Najbardziej prawdopodobnym scenariuszem wydaje się zmodyfikowanie obecnego brzemienia projektu Dyrektywy przez KE i kontynuowanie prac nad zmienionym projektem, nie zaś jego całkowite wycofanie.
Taki scenariusz jest tym bardziej prawdopodobny, że wycofując wniosek, KE złamałaby prawo. Trybunał Sprawiedliwości UE potwierdził, że Komisja może wycofać projekt aktu prawnego, ale jedynie do momentu podjęcia wobec tego aktu działań przez inny organ UE. KE ten problem dostrzega, choć może go potraktować jako problem kolejnej kadencji.
Parlament Europejski oraz Rada UE deklarują gotowość do rozmów w sprawie Green Claims – co może sugerować, że projekt nie zniknie z europejskiej agendy.
Niezależnie czy ustawodawca unijny przyjmie czy też Dyrektywę Green Claims, przedsiębiorcy już teraz powinni ostrożnie podejść do formułowania i uzasadniania swojej „zielonej" komunikacji.
Komunikaty niedokładne, nierzetelne, wybiórcze czy wprost fałszywe mogą już teraz skutkować odpowiedzialnością prawną – na gruncie przepisów mających na celu walkę z nieuczciwymi praktykami handlowymi.

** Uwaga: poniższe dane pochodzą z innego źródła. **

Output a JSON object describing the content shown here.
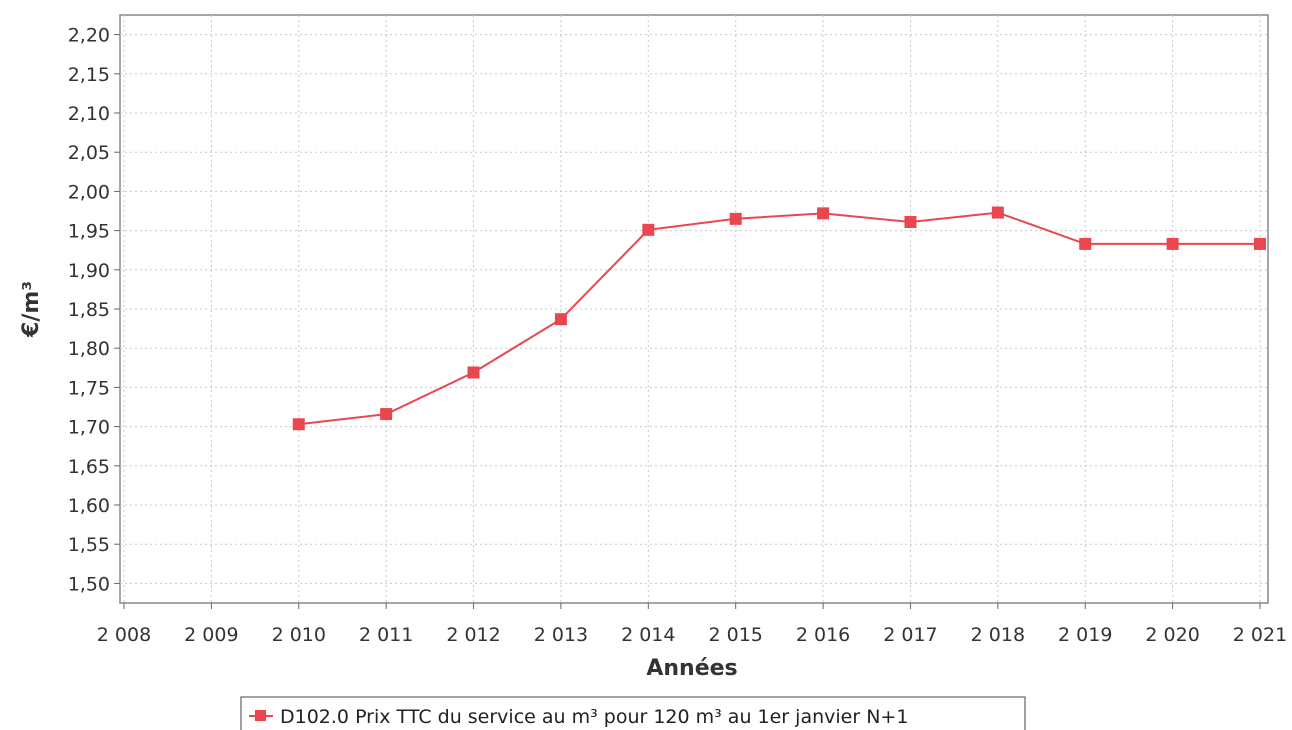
{
  "chart_data": {
    "type": "line",
    "title": "",
    "xlabel": "Années",
    "ylabel": "€/m³",
    "xlim": [
      2008,
      2021
    ],
    "ylim": [
      1.475,
      2.225
    ],
    "x_ticks": [
      2008,
      2009,
      2010,
      2011,
      2012,
      2013,
      2014,
      2015,
      2016,
      2017,
      2018,
      2019,
      2020,
      2021
    ],
    "x_tick_labels": [
      "2 008",
      "2 009",
      "2 010",
      "2 011",
      "2 012",
      "2 013",
      "2 014",
      "2 015",
      "2 016",
      "2 017",
      "2 018",
      "2 019",
      "2 020",
      "2 021"
    ],
    "y_ticks": [
      1.5,
      1.55,
      1.6,
      1.65,
      1.7,
      1.75,
      1.8,
      1.85,
      1.9,
      1.95,
      2.0,
      2.05,
      2.1,
      2.15,
      2.2
    ],
    "y_tick_labels": [
      "1,50",
      "1,55",
      "1,60",
      "1,65",
      "1,70",
      "1,75",
      "1,80",
      "1,85",
      "1,90",
      "1,95",
      "2,00",
      "2,05",
      "2,10",
      "2,15",
      "2,20"
    ],
    "grid": true,
    "legend_position": "bottom",
    "series": [
      {
        "name": "D102.0 Prix TTC du service au m³ pour 120 m³ au 1er janvier N+1",
        "color": "#e8474f",
        "marker": "square",
        "x": [
          2010,
          2011,
          2012,
          2013,
          2014,
          2015,
          2016,
          2017,
          2018,
          2019,
          2020,
          2021
        ],
        "y": [
          1.703,
          1.716,
          1.769,
          1.837,
          1.951,
          1.965,
          1.972,
          1.961,
          1.973,
          1.933,
          1.933,
          1.933
        ]
      }
    ]
  }
}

Warto pamiętać, że greenwashing w Polsce traktowany jest np. jako praktyka wprowadzająca w błąd i może tym samym zostać uznana za naruszającą zbiorowe interesy konsumentów. Kara za takie naruszenie, nakładana przez UOKiK, może wynosić do 10% obrotu danego przedsiębiorcy.
Regulacje mające na celu walkę z przejawami greenwashingu zostaną niebawem doprecyzowane. W zeszłym roku przyjęto tzw. Dyrektywę o wzmacnianiu pozycji konsumentów, która zakazuje niejasnych i wprowadzających w błąd twierdzeń środowiskowych skierowanych do konsumentów. W Polsce obecnie procedowany jest projekt ustawy implementującej.
Po jej przyjęciu przedsiębiorcy będą musieli zweryfikować czy ich „zielona" komunikacja jest zgodna z tymi regulacjami – wpisując te zagadnienia w swój wewnętrzny system compliance.